Insufficient Evidence to Criminal Conviction May Be Sufficient to Probation Revocation
Evidence that is insufficient to support a criminal conviction may be sufficient to support a revocation. See Ellerson v. State, 261 Ark. 525, 549 S.W.2d 495 (1977).
The conditions of appellant's suspended sentence required that she "live a law-abiding life, be of good behavior, and not violate any state, federal or municipal law."
In a hearing on a petition to revoke, the burden is on the State to prove the violation of a condition of the suspended sentence by a preponderance of the evidence; however, on appeal we do not reverse the trial court's decision unless it is clearly against the preponderance of the evidence. Pearson v. State, 262 Ark. 513, 558 S.W.2d 149 (1977); Reese v. State, 26 Ark. App. 42, 759 S.W.2d 576 (1988).

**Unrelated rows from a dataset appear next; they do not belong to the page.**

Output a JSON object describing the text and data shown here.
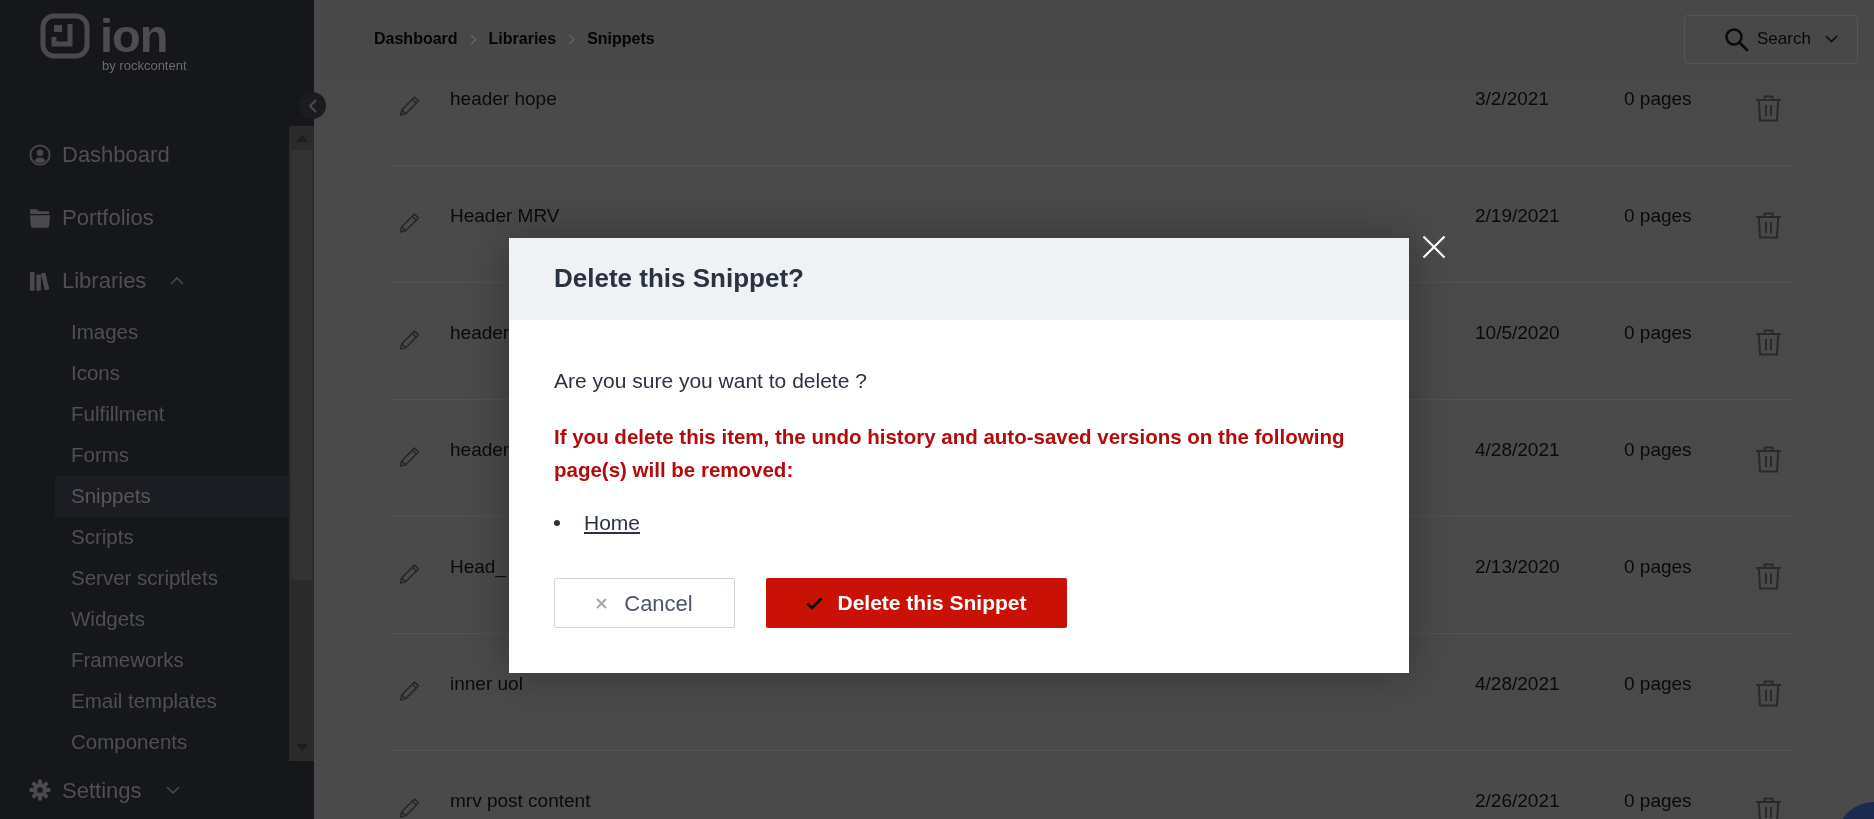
{
  "logo": {
    "wordmark": "ion",
    "tagline": "by rockcontent"
  },
  "sidebar": {
    "items": [
      {
        "label": "Dashboard",
        "kind": "link"
      },
      {
        "label": "Portfolios",
        "kind": "link"
      },
      {
        "label": "Libraries",
        "kind": "group",
        "expanded": true,
        "children": [
          {
            "label": "Images",
            "selected": false
          },
          {
            "label": "Icons",
            "selected": false
          },
          {
            "label": "Fulfillment",
            "selected": false
          },
          {
            "label": "Forms",
            "selected": false
          },
          {
            "label": "Snippets",
            "selected": true
          },
          {
            "label": "Scripts",
            "selected": false
          },
          {
            "label": "Server scriptlets",
            "selected": false
          },
          {
            "label": "Widgets",
            "selected": false
          },
          {
            "label": "Frameworks",
            "selected": false
          },
          {
            "label": "Email templates",
            "selected": false
          },
          {
            "label": "Components",
            "selected": false
          }
        ]
      }
    ],
    "footer_item": {
      "label": "Settings",
      "expanded": false
    }
  },
  "breadcrumb": [
    "Dashboard",
    "Libraries",
    "Snippets"
  ],
  "search": {
    "label": "Search"
  },
  "snippets": [
    {
      "name": "header hope",
      "date": "3/2/2021",
      "pages": "0 pages"
    },
    {
      "name": "Header MRV",
      "date": "2/19/2021",
      "pages": "0 pages"
    },
    {
      "name": "header",
      "date": "10/5/2020",
      "pages": "0 pages"
    },
    {
      "name": "header",
      "date": "4/28/2021",
      "pages": "0 pages"
    },
    {
      "name": "Head_",
      "date": "2/13/2020",
      "pages": "0 pages"
    },
    {
      "name": "inner uol",
      "date": "4/28/2021",
      "pages": "0 pages"
    },
    {
      "name": "mrv post content",
      "date": "2/26/2021",
      "pages": "0 pages"
    }
  ],
  "dialog": {
    "title": "Delete this Snippet?",
    "message": "Are you sure you want to delete ?",
    "warning": "If you delete this item, the undo history and auto-saved versions on the following page(s) will be removed:",
    "pages": [
      "Home"
    ],
    "buttons": [
      {
        "label": "Cancel",
        "kind": "cancel"
      },
      {
        "label": "Delete this Snippet",
        "kind": "confirm"
      }
    ]
  }
}
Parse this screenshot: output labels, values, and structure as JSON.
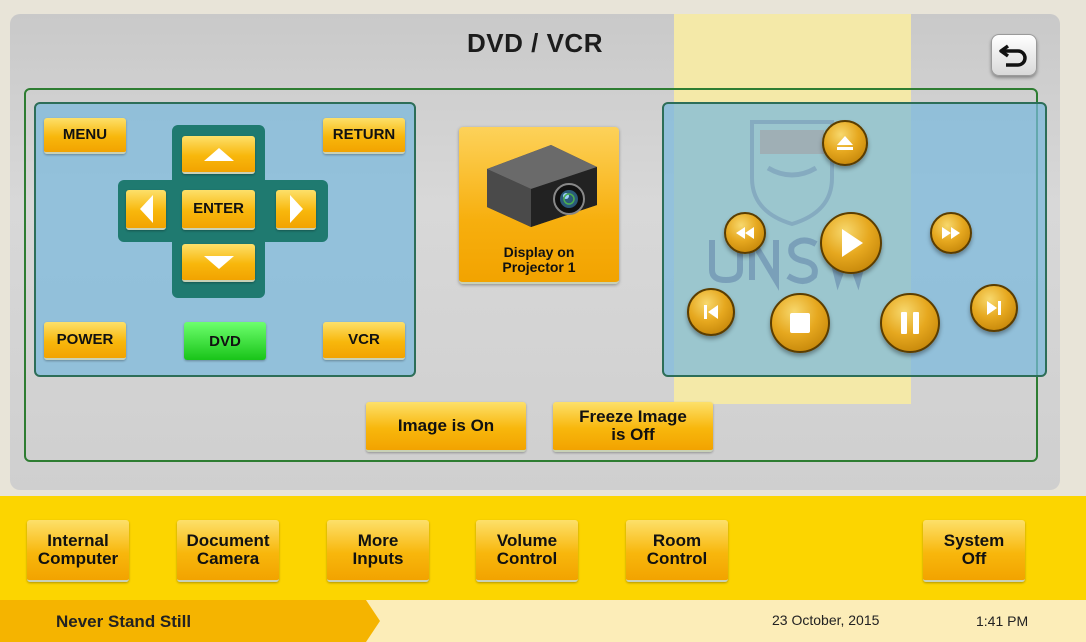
{
  "header": {
    "title": "DVD / VCR",
    "back_icon": "return-arrow-icon"
  },
  "dvd_controls": {
    "menu": "MENU",
    "return": "RETURN",
    "enter": "ENTER",
    "power": "POWER",
    "dvd": "DVD",
    "vcr": "VCR",
    "up_icon": "arrow-up-icon",
    "down_icon": "arrow-down-icon",
    "left_icon": "arrow-left-icon",
    "right_icon": "arrow-right-icon"
  },
  "projector": {
    "label_line1": "Display on",
    "label_line2": "Projector 1",
    "icon": "projector-icon"
  },
  "transport": {
    "eject_icon": "eject-icon",
    "rewind_icon": "rewind-icon",
    "play_icon": "play-icon",
    "fast_forward_icon": "fast-forward-icon",
    "previous_icon": "skip-previous-icon",
    "stop_icon": "stop-icon",
    "pause_icon": "pause-icon",
    "next_icon": "skip-next-icon"
  },
  "image_controls": {
    "image_status": "Image is On",
    "freeze_line1": "Freeze Image",
    "freeze_line2": "is Off"
  },
  "nav": [
    {
      "line1": "Internal",
      "line2": "Computer"
    },
    {
      "line1": "Document",
      "line2": "Camera"
    },
    {
      "line1": "More",
      "line2": "Inputs"
    },
    {
      "line1": "Volume",
      "line2": "Control"
    },
    {
      "line1": "Room",
      "line2": "Control"
    },
    {
      "line1": "System",
      "line2": "Off"
    }
  ],
  "footer": {
    "slogan": "Never Stand Still",
    "date": "23 October, 2015",
    "time": "1:41 PM"
  },
  "colors": {
    "accent_yellow": "#fcd500",
    "button_orange": "#f8b70c",
    "active_green": "#19c419",
    "panel_blue": "#78b8dc",
    "frame_green": "#2e7d32",
    "dpad_teal": "#1f7a70",
    "footer_orange": "#f5b400"
  }
}
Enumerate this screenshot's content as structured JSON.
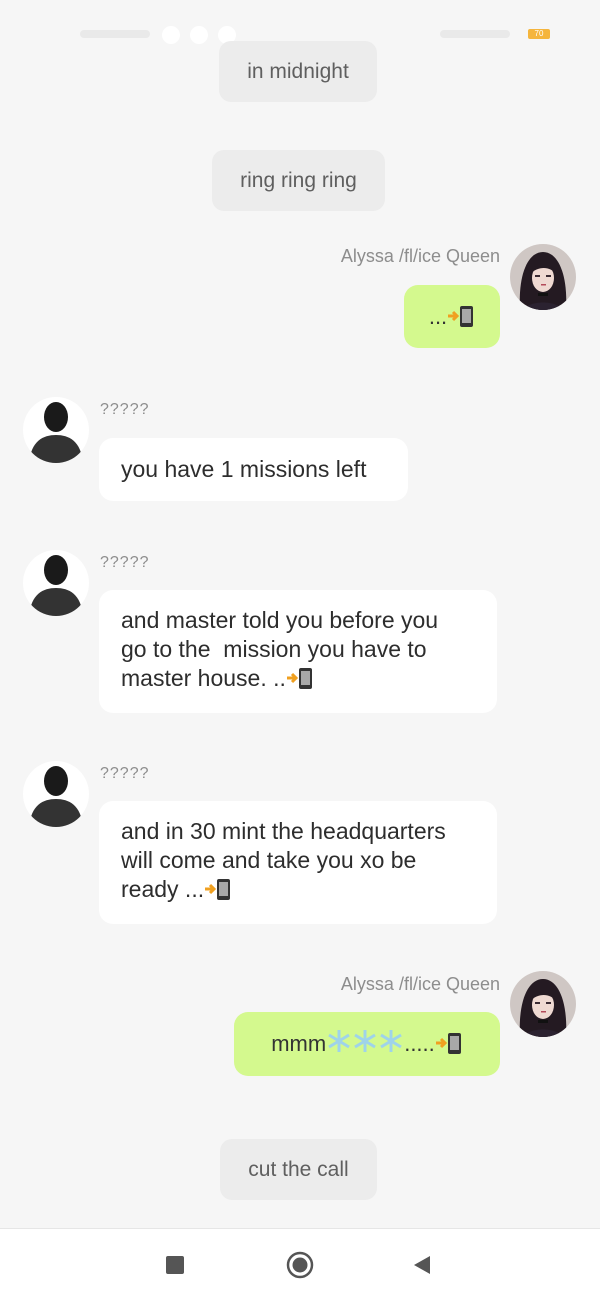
{
  "status_bar": {
    "battery": "70"
  },
  "system_messages": [
    "in midnight",
    "ring ring ring",
    "cut the call"
  ],
  "messages": [
    {
      "sender": "Alyssa /fl/ice Queen",
      "side": "right",
      "text": "...",
      "icon": "phone-arrow-icon"
    },
    {
      "sender": "?????",
      "side": "left",
      "text": "you have 1 missions left"
    },
    {
      "sender": "?????",
      "side": "left",
      "lines": [
        "and master told you before you",
        "go to the  mission you have to",
        "master house. .."
      ],
      "icon": "phone-arrow-icon"
    },
    {
      "sender": "?????",
      "side": "left",
      "lines": [
        "and in 30 mint the headquarters",
        "will come and take you xo be",
        "ready ..."
      ],
      "icon": "phone-arrow-icon"
    },
    {
      "sender": "Alyssa /fl/ice Queen",
      "side": "right",
      "text_before": "mmm",
      "snowflakes": 3,
      "text_after": ".....",
      "icon": "phone-arrow-icon"
    }
  ],
  "navigation": {
    "recents": "recents-square-icon",
    "home": "home-circle-icon",
    "back": "back-triangle-icon"
  }
}
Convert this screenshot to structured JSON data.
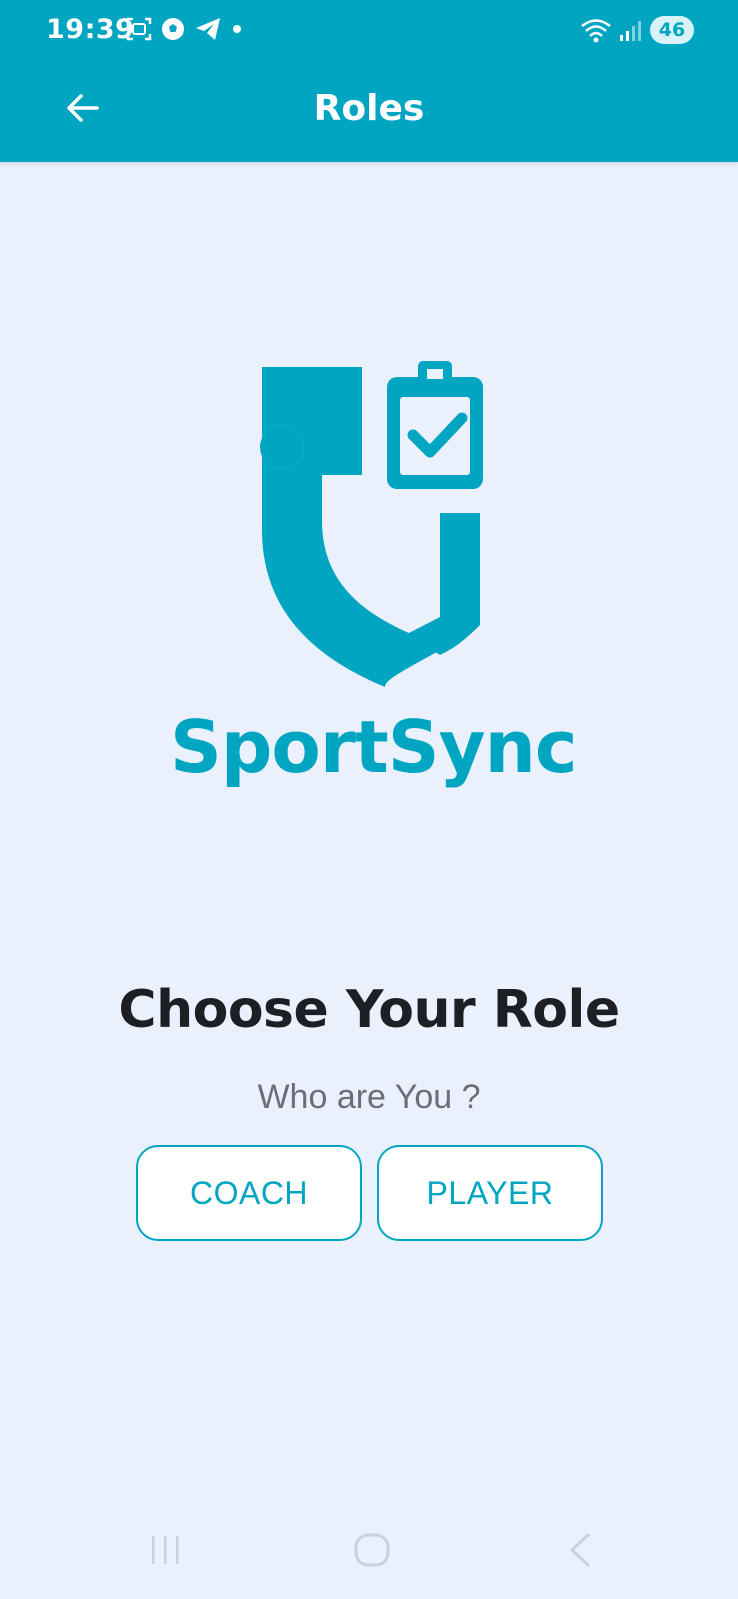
{
  "status_bar": {
    "time": "19:39",
    "battery": "46",
    "icons_left": [
      "screenshot-icon",
      "soccer-ball-icon",
      "telegram-icon",
      "dot-icon"
    ],
    "icons_right": [
      "wifi-icon",
      "signal-icon",
      "battery-icon"
    ]
  },
  "app_bar": {
    "title": "Roles",
    "back_icon": "arrow-left-icon",
    "color": "#00a5c2"
  },
  "logo": {
    "text": "SportSync",
    "icon": "shield-clipboard-logo",
    "color": "#00a5c2"
  },
  "main": {
    "heading": "Choose Your Role",
    "subheading": "Who are You ?",
    "buttons": [
      {
        "label": "COACH"
      },
      {
        "label": "PLAYER"
      }
    ]
  },
  "nav_bar": {
    "items": [
      "recents-icon",
      "home-icon",
      "back-icon"
    ]
  }
}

Neither the same quality nor degree of proof is required for the exercise of the court's discretion to revoke the suspension of a sentence as is required for the finding of guilt beyond a reasonable doubt because the defendant in a revocation proceeding is not being tried on a criminal charge, and only a preponderance of the evidence is necessary to support a finding that a probationer has inexcusably breached a condition associated with his release. Ellerson v. State, 261 Ark. 525, 549 S.W.2d 495 (1977).
The State only has to show that appellant violated one of the conditions of her probation. Ross v. State, 22 Ark. App. 232, 738 S.W.2d 112 (1987).